Murderous monarchists II

22 01 2019

Yesterday we posted on the handcuffed, disemboweled bodies, filled with chunks of cement, found on the banks of the Mekong, and how one of the victims was likely Phoo Chana, a 57-year-old who had fled Thailand after the 2014 coup and lived in exile in Laos, working with Surachai Sae Dan (Danwattananusorn).

Surachai, Phoo Chana and Kasalong all went missing at the same time. Their enforced disappearance was probably the work of murderous monarchists, acting under orders. We assume that the orders to torture, murder and dispose of the bodies probably originated high up in Thailand.

It is now confirmed that the second tortured and mutilated body is that of Kasalong. Khaosod reports that “a source at the Forensic Science Institute … speaking on condition of anonymity, confirmed Tuesday that DNA testing has linked the second body … to a man known as “Comrade Kasalong…”.

This also means that Surachai was probably also tortured and murdered.

The real identities are not publicly known but both were red shirts working with Surachai.

It seems that at least five anti-monarchy Thais have been “disappeared” and probably killed.

The viciousness of the murders brings to mind the work of rangers and Border Patrol Police in earlier times but also reminds one of rumors of cruelty and murder in the 1990s linked to high places.

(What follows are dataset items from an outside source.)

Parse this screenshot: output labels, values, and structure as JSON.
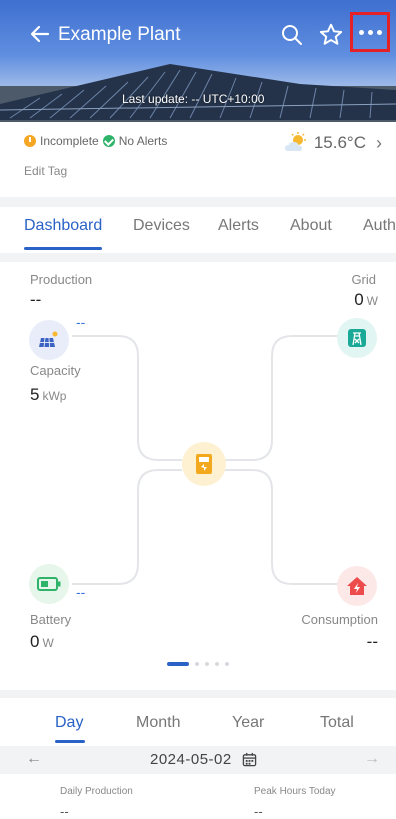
{
  "header": {
    "title": "Example Plant",
    "last_update": "Last update: -- UTC+10:00"
  },
  "info": {
    "status_incomplete": "Incomplete",
    "status_alerts": "No Alerts",
    "edit_tag": "Edit Tag",
    "temperature": "15.6°C",
    "weather_icon": "partly-cloudy-icon"
  },
  "tabs": [
    {
      "label": "Dashboard",
      "active": true
    },
    {
      "label": "Devices"
    },
    {
      "label": "Alerts"
    },
    {
      "label": "About"
    },
    {
      "label": "Auth"
    }
  ],
  "flow": {
    "production_label": "Production",
    "production_value": "--",
    "production_mark": "--",
    "capacity_label": "Capacity",
    "capacity_value": "5",
    "capacity_unit": "kWp",
    "grid_label": "Grid",
    "grid_value": "0",
    "grid_unit": "W",
    "battery_label": "Battery",
    "battery_value": "0",
    "battery_unit": "W",
    "battery_mark": "--",
    "consumption_label": "Consumption",
    "consumption_value": "--"
  },
  "period": {
    "tabs": [
      "Day",
      "Month",
      "Year",
      "Total"
    ],
    "active": "Day",
    "date": "2024-05-02",
    "daily_production_label": "Daily Production",
    "daily_production_value": "--",
    "peak_hours_label": "Peak Hours Today",
    "peak_hours_value": "--"
  },
  "colors": {
    "accent": "#2a62c6",
    "highlight_box": "#e32127"
  }
}
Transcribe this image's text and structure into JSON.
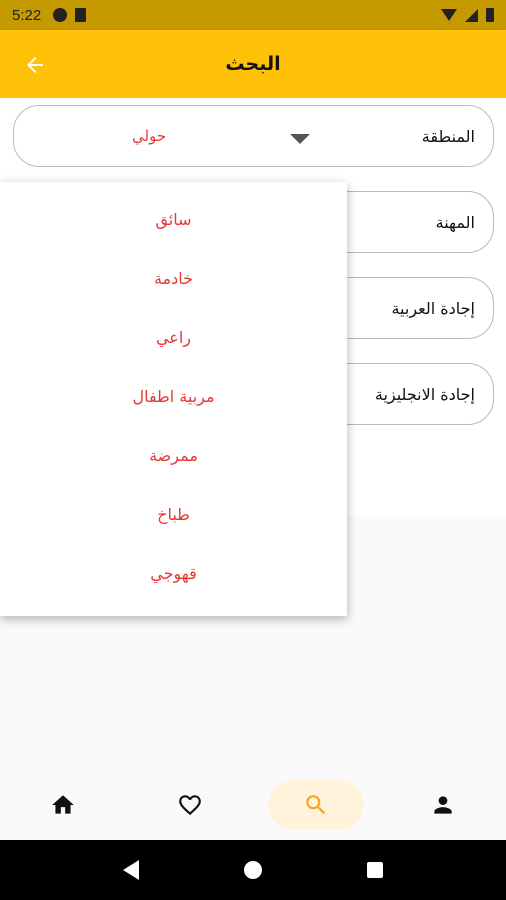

In the report of this particular murder, “Police in Nakhon Phanom, where one of the bodies was recovered, vowed Tuesday morning to find those responsible.” Presumably they will be sleuthing in Bangkok.





Murderous monarchists I

21 01 2019

It seems increasingly likely that the handcuffed, disemboweled bodies, filled with chunks of cement, found on the banks of the Mekong, are the victims of murderous monarchists, probably acting under orders. The orders to torture, murder and dispose of the bodies probably originated high up in Thailand.

Khaosod reports that the “son of one of three missing republicans said Monday that police have concluded that a mutilated body found in the Mekong River was his father.” Phoo Chana and Kasalong went missing at the same time that Surachai Sae Dan (Danwattananusorn) was disappeared late last year.

The Institute of Forensic Science has conducted a preliminary DNA test and the results identified him as Phoo Chana, a 57-year-old who had fled Thailand after the 2014 coup and lived in exile in Laos, working with Surachai.

Several other anti-monarchists have been disappeared and are presumed to have been murdered.

Fear among dissidents overseas is now rife. Indeed, that is exactly what the enforced disappearances are meant to achieve, for fear breeds silence.